In its recent decision in Australasian Centre for Corporate Responsibility v Commonwealth Bank of Australia  FCAFC 80, the Full Court of the Federal Court (Full Court) dismissed an appeal by the Australasian Centre for Corporate Responsibility (ACCR). This decision has effectively ended the prospect of shareholder activists proposing ‘advisory’ resolutions relating to the management of a company.
The ACCR is a not-for-profit association promoting shareholder engagement and advocacy.
In this case, the ACCR sought for the directors of the Commonwealth Bank of Australia (CBA) to propose one of 3 alternative shareholder resolutions at CBA’s annual general meeting (AGM). CBA refused to allow two of the resolutions. These resolutions required the CBA board of directors to report annually to shareholders on the quantum of greenhouse gas emissions CBA ‘is responsible for financing’, the risks posed to CBA from climate change, and the strategies adopted by the bank to mitigate those risks.
CBA agreed to include the third alternative resolution for consideration at the AGM. This resolution sought the amendment of CBA’s constitution to require the directors to report to shareholders on the directors’ ‘assessment of the quantum of greenhouse gas emissions [CBA is] responsible for financing’.
The ACCR brought the case to the Federal Court. After the Federal Court ruled against it, the ACCR appealed to the Full Court.
Implications of the decision
The case was run as a test case by the ACCR to bring Australian law more in line with the law in the US. In the US, shareholders routinely pass non-binding resolutions to express opinions as to the management of companies. The Full Court rejected this approach and emphatically denied the existence of a general power under Australian law to allow shareholders to pass such ‘advisory’ resolutions regarding issues of management.
The decision comes soon after the repeal of the provisions under the Corporations Act 2001 (Cth) that entitled 100 or more shareholders to demand that a company call a general meeting. The combination of the repeal of these legislative provisions and the Full Court’s decision leaves boards of directors in a better position to refuse a requisition by shareholder activists of ‘advisory’ resolutions.
Despite these developments, the level of shareholder activism is unlikely to decline. For example, the ACCR has had some success in raising awareness of its campaigns by requisitioning special resolutions to amend the constitutions of large Australian banks, energy and mining companies. None of these resolutions have so far been successful in Australia, considering they require 75% of shareholders to vote in favour in order to pass. They do, however, bring attention to, and force boards to comment on, the issues raised.
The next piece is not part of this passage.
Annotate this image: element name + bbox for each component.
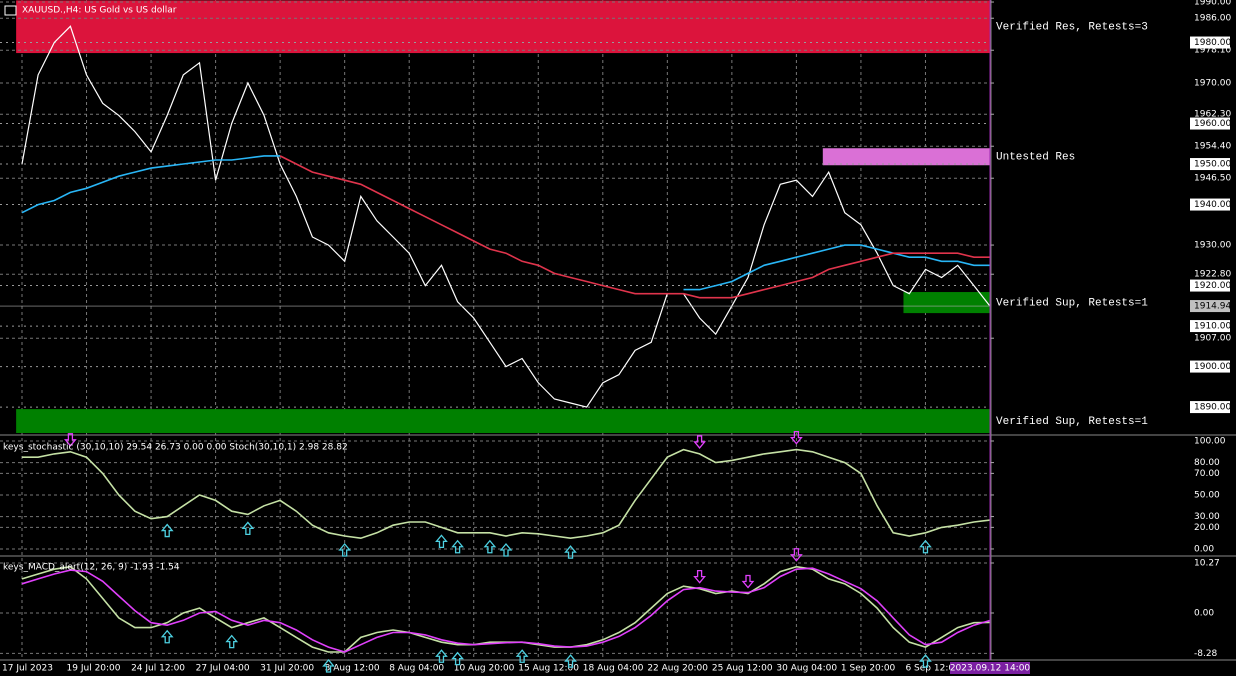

In this context, another point reinforced by the Full Court was a board’s ability to comment on proposed resolutions by shareholders. The ACCR argued that the CBA board had acted beyond its power by recommending against the proposed amendment to the CBA constitution because the board did not consider the resolution to be in the best interests of the company. The Full Court rejected the ACCR’s argument in this regard.
The ACCR argued that it should not be liable for CBA’s costs on the basis that the case was in the public interest and may have far reaching implications on shareholder participation or corporate governance. The Full Court did not accept the ACCR’s argument, noting that an applicant which is established to pursue a particular public interest should not be exempted from the usual costs order where litigation brought in pursuit of that purpose fails.